BOSTON (AP) – The widespread practice of giving gift bags filled with baby formula and other freebies to new mothers has been banned at hospitals in Massachusetts in a move by state health officials to promote breast-feeding.
The ban doesn’t forbid hospitals from giving out free formula, but it ends a practice that breast-feeding advocates say was designed to turn harried new mothers toward a less healthy alternative, and also implied an endorsement of formula by hospitals.
“There’s no free lunch and there’s no free gift,” said Beth Sargent, a lactation consultant from Needham. “A gift is something given freely without the anticipation of a return. There is absolutely an anticipation of return.”
Some Massachusetts hospitals already forbid the gift bags, but Donna Rheaume, a spokeswoman for the Department of Public Health, said she believes it’s the first time a state has written such a ban into its hospital regulations.
Formula companies say their top priority is healthy mothers and babies, regardless of whether they breast-feed or use formula.
Gail Wood, a spokeswoman for Mead Johnson & Company, which makes Enfamil, said the ban was “over the top” and intrudes on the private choice about feeding a baby, which is made between mothers and their doctors. “I don’t think they’re respecting the decisions of women and the decisions of health care professionals,” she said. “I think it’s not respectful of their privacy.”
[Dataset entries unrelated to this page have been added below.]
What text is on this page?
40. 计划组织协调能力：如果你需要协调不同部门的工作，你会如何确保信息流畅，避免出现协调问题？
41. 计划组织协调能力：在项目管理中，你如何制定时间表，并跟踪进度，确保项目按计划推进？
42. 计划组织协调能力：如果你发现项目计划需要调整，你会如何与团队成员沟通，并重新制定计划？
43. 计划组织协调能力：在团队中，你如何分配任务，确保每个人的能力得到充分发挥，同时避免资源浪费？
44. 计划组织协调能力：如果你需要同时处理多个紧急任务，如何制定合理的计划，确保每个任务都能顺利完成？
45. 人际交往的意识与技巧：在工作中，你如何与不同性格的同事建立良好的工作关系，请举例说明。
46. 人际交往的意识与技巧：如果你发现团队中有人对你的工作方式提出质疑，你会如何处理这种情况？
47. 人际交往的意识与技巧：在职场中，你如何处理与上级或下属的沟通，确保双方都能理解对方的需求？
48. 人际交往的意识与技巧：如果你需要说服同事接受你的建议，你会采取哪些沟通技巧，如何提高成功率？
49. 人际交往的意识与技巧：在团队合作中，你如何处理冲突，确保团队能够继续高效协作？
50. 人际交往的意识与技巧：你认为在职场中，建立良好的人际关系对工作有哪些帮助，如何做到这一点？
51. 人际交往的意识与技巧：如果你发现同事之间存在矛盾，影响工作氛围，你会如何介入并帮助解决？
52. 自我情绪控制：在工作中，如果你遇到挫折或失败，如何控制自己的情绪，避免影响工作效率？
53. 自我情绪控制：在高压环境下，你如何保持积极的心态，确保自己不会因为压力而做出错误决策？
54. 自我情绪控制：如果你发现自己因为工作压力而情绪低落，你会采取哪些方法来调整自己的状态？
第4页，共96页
The bags are often diaper bags or backpacks with a cute mascot on the front, such as the bunny used by Enfamil. Besides a sample of formula, the bags contain coupons, information about formula feeding and breast-feeding. The “Very Best Baby” bag given out by Nestle has an ice pack for chilling breast milk, a music CD and a photo album, among other items, according to the company Web site.
Rheaume said the state was due to update regulations for maternal and newborn services, which hadn’t changed since 1989. The ban on gift bags, she said, was simply a way to encourage breast-feeding
Evidence of the benefits of breast-feeding is overwhelming, Rheaume said, including decreased ear infections, gastrointestinal illnesses and respiratory problems for babies, and lower risk of ovarian and breast cancer for mothers.
But if a woman chooses formula, she said, “that choice is going to be supported, as well.”
According to statistics from the Centers for Disease Control and Prevention, 74 percent of Massachusetts mothers breast-feed, but only 39 percent are still breast-feeding when the baby is 6 months old, below the federal goal of 50 percent. Nationally, about 36 percent of mothers breast-feed at 6 months.
Amy Branger, of Boston, the mother of a 2-year-old girl, said she was committed to breast-feeding but knew the temptation to turn to formula would be strong. One reason she chose Boston Medical Center for her delivery is because they didn’t give out the gift bags.
“In the middle of the night, when you’re tired and you want someone else to feed the baby, you want to use” the sample, said Branger, 39. “I wanted to do everything possible for (nursing) to work out.”
But not everyone chooses to breast-feed, due to work or other commitments, and not all women are physically able. Sarah Wood, 25, of Salem, said her now 15-month-old son initially had difficulty breast-feeding, so she used formula as a supplement, including the sample she got in her gift bag.
“The pressure to breast-feed is good. The problem is it doesn’t work out for everyone,” Wood said. “To make people feel guilty for doing it is the risk people run by advocating it so strongly.”
Judi McLaughlin, 36, of Medford, who gave formula and breast milk to her 2-year-old and 10-month-old girls, said the government has no business promoting a way to feed babies. All the gift bag ban does, she said, is open the door to pressure from breast-feeding advocates and increase “mother guilt.”
“My breasts, my business,” she said. “Stay out of there.”